Democrats flipped two northern New Castle seats in 2018, unseating powerful GOP incumbents. In a similar vein, the four remaining Republican lawmakers from above the Chesapeake & Delaware Canal — Sens. Cathy Cloutier and Anthony Delcollo and Reps. Mike Ramone and Mike Smith — are in Democratic crosshairs this cycle. All four represent districts with Democratic pluralities.
Attorney Kyle Evans Gay is aiming to defeat Sen. Cloutier, the minority whip, while Spiros Mantzavinos is taking on Sen. Delcollo, who beat the highest-ranking member of the Senate to win office in 2016. Rep. Ramone is being challenged by Stephanie Barry, who narrowly lost two years ago, and Democrats have put up Luann D’Agostino to take on Rep. Smith.
Only two downstate senators have electoral foes. Sen. Bruce Ennis, a Democrat first elected to the legislature in 1982, faces a challenge from Craig Pugh, while Republican Sen. Dave Lawson is opposed by Sen. Ennis’ aide, Jaci Hugg.
Republicans are hoping to knock off Democrats and at least close the gap in the chambers, though district demographics are generally not in their favor, and most GOP challengers in 2018 failed to come particularly close to winning.
September’s primary saw several Democratic candidates unseat older and more moderate incumbents, setting up what will probably be the most diverse Delaware legislature in history.
Among the likely newcomers are three Black individuals who pulled off primary upsets in Marie Pinkney, Larry Lambert and Madinah Wilson-Anton. In addition, Ms. Pinkney and Eric Morrison could become the first openly LGBT candidates to win legislative contests, and it’s believed Ms. Wilson-Anton would become the first Muslim lawmaker if she wins.
Also likely to be elected is Sarah McBride, a Democratic activist who would be one of the first openly transgender lawmakers around the country. She is aiming to succeed Harris McDowell, the longest-serving lawmaker in state history, who retired after 44 years in the Senate.
All five are Democrats seeking to represent districts above the canal.
The composition of the legislature has changed tremendously compared to just six years ago, as long-serving incumbents have retired or been defeated: Exactly half of the 62 lawmakers in office at the close of the 147th General Assembly in summer 2014 are guaranteed not to be back in 2021 (counting two representatives who are now senators) when the 151st General Assembly kicks off.
The Senate, in particular, has seen a changing of the guard, going from seven members elected in 1990 or earlier to two in a span of six years.

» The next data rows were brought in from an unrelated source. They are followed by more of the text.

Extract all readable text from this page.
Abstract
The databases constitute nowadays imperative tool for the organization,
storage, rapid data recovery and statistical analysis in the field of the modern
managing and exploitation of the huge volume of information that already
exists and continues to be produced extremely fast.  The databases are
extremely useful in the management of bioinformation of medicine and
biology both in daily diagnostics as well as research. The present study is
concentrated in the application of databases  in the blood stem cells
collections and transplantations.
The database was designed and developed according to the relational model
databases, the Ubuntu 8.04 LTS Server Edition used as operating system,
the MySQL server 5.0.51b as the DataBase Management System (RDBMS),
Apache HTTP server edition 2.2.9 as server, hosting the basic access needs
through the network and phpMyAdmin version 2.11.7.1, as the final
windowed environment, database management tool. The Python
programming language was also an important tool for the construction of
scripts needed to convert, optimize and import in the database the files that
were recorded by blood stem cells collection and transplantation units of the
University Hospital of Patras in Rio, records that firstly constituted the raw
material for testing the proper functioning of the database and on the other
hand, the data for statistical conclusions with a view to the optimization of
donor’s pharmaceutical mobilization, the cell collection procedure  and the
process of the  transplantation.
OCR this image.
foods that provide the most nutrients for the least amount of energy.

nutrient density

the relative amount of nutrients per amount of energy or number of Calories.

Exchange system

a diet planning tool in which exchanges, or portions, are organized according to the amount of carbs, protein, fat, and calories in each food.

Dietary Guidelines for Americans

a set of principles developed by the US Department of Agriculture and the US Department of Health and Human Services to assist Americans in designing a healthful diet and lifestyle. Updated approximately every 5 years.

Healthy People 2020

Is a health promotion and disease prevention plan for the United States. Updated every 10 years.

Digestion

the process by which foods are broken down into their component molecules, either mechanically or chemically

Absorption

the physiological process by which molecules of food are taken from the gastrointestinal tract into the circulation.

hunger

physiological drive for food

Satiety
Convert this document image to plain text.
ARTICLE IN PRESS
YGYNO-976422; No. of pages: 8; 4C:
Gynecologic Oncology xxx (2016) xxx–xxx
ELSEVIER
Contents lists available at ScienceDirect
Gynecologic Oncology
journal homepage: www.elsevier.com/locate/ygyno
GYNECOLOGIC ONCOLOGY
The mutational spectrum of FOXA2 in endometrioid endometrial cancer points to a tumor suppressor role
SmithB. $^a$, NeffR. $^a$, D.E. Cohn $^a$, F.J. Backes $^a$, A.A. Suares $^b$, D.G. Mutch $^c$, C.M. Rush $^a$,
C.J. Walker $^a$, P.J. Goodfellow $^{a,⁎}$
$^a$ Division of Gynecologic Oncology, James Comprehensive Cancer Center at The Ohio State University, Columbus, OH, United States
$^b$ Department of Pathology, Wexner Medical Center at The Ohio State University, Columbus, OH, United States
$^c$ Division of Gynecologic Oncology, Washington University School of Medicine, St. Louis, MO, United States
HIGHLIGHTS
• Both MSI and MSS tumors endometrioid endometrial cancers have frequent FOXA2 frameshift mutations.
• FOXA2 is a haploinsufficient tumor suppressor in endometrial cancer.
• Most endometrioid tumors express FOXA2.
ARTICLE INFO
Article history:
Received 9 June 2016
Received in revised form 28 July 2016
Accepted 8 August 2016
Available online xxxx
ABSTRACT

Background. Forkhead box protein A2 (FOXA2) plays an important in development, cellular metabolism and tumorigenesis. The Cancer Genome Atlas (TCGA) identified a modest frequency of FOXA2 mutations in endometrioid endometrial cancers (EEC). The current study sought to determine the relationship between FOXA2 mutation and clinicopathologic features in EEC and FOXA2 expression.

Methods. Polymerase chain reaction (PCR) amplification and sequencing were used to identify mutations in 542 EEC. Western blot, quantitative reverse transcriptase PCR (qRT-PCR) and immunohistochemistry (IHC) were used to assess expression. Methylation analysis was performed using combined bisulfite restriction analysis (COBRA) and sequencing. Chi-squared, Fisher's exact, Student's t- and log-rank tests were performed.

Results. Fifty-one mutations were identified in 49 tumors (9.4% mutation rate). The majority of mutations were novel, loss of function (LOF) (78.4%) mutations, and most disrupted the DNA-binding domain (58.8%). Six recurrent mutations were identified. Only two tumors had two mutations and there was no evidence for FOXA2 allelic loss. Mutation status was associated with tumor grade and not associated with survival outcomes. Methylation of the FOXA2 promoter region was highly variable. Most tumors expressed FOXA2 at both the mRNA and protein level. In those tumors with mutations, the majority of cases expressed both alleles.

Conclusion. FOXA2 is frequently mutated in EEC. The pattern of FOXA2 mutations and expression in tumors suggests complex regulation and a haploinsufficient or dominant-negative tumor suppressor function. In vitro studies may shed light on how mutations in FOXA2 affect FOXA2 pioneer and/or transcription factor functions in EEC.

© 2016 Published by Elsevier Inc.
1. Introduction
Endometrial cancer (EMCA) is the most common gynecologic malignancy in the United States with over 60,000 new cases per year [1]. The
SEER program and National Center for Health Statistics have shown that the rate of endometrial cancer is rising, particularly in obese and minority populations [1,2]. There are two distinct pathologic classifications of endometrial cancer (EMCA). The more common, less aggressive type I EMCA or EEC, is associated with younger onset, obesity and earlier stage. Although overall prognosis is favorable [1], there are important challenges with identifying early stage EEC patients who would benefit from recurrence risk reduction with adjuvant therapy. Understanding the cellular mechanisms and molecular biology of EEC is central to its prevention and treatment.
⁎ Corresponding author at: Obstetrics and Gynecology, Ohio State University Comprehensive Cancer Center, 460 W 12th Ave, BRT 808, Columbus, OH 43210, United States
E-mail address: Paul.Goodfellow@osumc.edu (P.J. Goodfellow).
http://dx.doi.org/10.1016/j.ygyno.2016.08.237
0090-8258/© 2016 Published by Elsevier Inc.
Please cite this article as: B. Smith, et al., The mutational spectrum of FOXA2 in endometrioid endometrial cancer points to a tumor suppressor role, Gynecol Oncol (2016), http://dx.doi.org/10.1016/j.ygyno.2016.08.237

While gray-haired incumbents still hold some power, there’s more youth than perhaps ever before, and the chamber could easily have six legislators in their 30s after Nov. 3.
The General Assembly has seen a distinct shift to the left in recent years, enabling criminal justice reform, expanded voting rights and other Democratic priorities to find success.
A blue wave this fall could have the legislature set to legalize marijuana and pass some gun control measures, and raising the minimum wage could also be on the table. More money might be invested in educating underprivileged students, and health care and climate change would likely also be priorities.
Of the 52 legislative seats up for election this fall, nearly half will be filled without a contest. In other words, 25 individuals, all of whom are incumbents, will be elected on Nov. 3 without facing an opponent in either the primary or general contest.
Democrats have not put up candidates in nine districts, eight of which are in Sussex. Seventeen seats will not have Republican nominees, just two of whom are outside New Castle.
Seven individuals had no opponent in 2018, down from 23 two years prior.
According to Ballotpedia, no state has had a current Democratic trifecta (the governor’s office and both chambers of the legislature controlled by the same party) longer than Delaware.